Current Mapping Platform and Network Status: Online
Incident Report - Service disruption event June 12th, 13th, and 14th.
Our Data Center (DC) team working closely with Dell engineers determined that the source of the platform degradation was caused by a bug in the Dell Hardware. This bug caused the SAN (Storage Area Network) to have a hard shutdown causing the database to become corrupted. In addition, Dell’s RAID system architecture is expected to provide failsafe for database corruption; when one disk gets corrupted, the other disk provides access to clean data. Unfortunately, the RAID system was subject to the same bug in Dell’s firmware causing it not to work properly. We do have online replication at another data center for DR (Disaster Recovery) purposes which covers us in the event one data center is down. However, online replication is not designed to cover database corruption, because the corrupt database will invariably get copied to both data centers. As noted, the RAID is supposed to cover database corruptions but the RAID did not work because of the bug in Dell’s SAN. The only way to bring the database live was through a manual back-up process. We were successful in getting the database online but this was time consuming because of the failure mentioned on the primary SAN. We are now aware of this bug in Dell’s firmware. Dell has provided us a way to avoid triggering this bug creating a similar situation in future.
Notably, this is an extremely rare hardware level event. Dell’s SANs are usually quite reliable and they are provided to and utilized by a large number of F500 companies. We are confident that this will not occur again. We apologize for this service interruption and any disruption it has caused on your business. Our technical team strives to provide a world-class service and we take any service interruptions seriously.
- At approximately 08:15 AM EDT on June 12, 2020 DC engineers responded to alerts generated by our internal monitoring systems indicating platform performance problems. Given the unusual behavior the platform was exhibiting, fix agents from network engineering, development and database administration teams joined the troubleshooting efforts within minutes of problem detection.
- By approximately 10:15 AM, the team determined the source of the platform degradation was the primary SAN (Storage Area Network) where the Position Logic platform databases are stored.
- After verification of the problem source, system engineers followed standard troubleshooting work instructions by initiating a failover to secondary (backup) controllers on the SAN. Additionally, DC engineers contacted the SAN Vendor and Dell for additional support with the issue.

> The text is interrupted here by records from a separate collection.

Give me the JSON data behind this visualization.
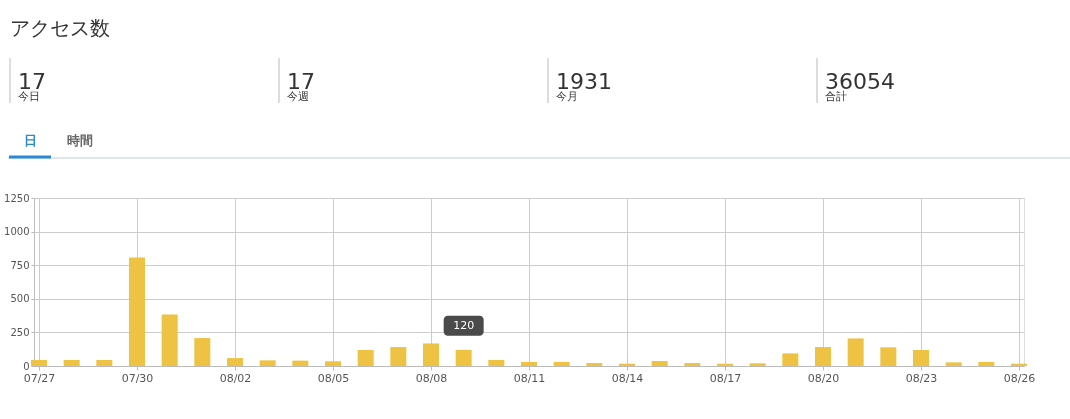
{
  "chart_data": {
    "type": "bar",
    "title": "アクセス数",
    "annotations": [
      "17",
      "今日",
      "17",
      "今週",
      "1931",
      "今月",
      "36054",
      "合計",
      "日",
      "時間"
    ],
    "categories": [
      "07/27",
      null,
      null,
      "07/30",
      null,
      null,
      "08/02",
      null,
      null,
      "08/05",
      null,
      null,
      "08/08",
      null,
      null,
      "08/11",
      null,
      null,
      "08/14",
      null,
      null,
      "08/17",
      null,
      null,
      "08/20",
      null,
      null,
      "08/23",
      null,
      null,
      "08/26"
    ],
    "values": [
      45,
      45,
      45,
      807,
      384,
      208,
      59,
      42,
      40,
      35,
      119,
      141,
      168,
      120,
      45,
      30,
      30,
      22,
      17,
      37,
      22,
      17,
      20,
      94,
      141,
      205,
      139,
      119,
      27,
      30,
      17
    ],
    "value_labels": [
      null,
      null,
      null,
      null,
      null,
      null,
      null,
      null,
      null,
      null,
      null,
      null,
      null,
      "120",
      null,
      null,
      null,
      null,
      null,
      null,
      null,
      null,
      null,
      null,
      null,
      null,
      null,
      null,
      null,
      null,
      null
    ],
    "color": "#eec242",
    "ylim": [
      0,
      1250
    ],
    "yticks": [
      0,
      250,
      500,
      750,
      1000,
      1250
    ],
    "grid": true
  }
}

After successfully failing over the controllers of the first four nodes in the SAN, the failover process on the fifth node failed and the SAN experienced an unclean shutdown.
- Dell would later confirm that a known issue in the firmware that was running on the SAN could cause the controllers to unexpectedly shutdown or hard reset if the management port of the controller is not enabled, which it was not at the time the failover was attempted. After attempting to bring the SAN online following the shutdown, Dell engineers performed routine diagnostics on the system that indicated there were lost blocks on several volumes.
- After Dell engineers determined that the storage systems had suffered a hard shutdown and lost blocks, recovery of the SAN became much more challenging as multiple patches had to be applied to the controllers, one by one, until the SAN would be in a state where a repair attempt could be made. As this SAN recovery process was started, a disaster was declared and DC engineers started recovery procedures in the backup data center.
- Scattered database corruption that was present on the primary storage systems also replicated to the secondary Dell SAN in the backup data center. Engineers attempted repairs of the corrupted data but eventually we were forced to initiate our second data recovery contingency, which is to restore any corrupted databases from the latest backup. Given the complexity and scale of an all-client impact event, these database restorations took longer than anticipated.
- By 19:11 on June 12, the primary SAN was back online and many client platform services were restored.
- Restoration of the remaining client databases with known corruption continued throughout the weekend and was completed by 3PM on Sunday June 14.
- Our team and our DC team continually monitors stability in our system. In addition there will be additional maintenance checks over the next few days and weeks to make sure we maintain proper performance and stability of the platform service.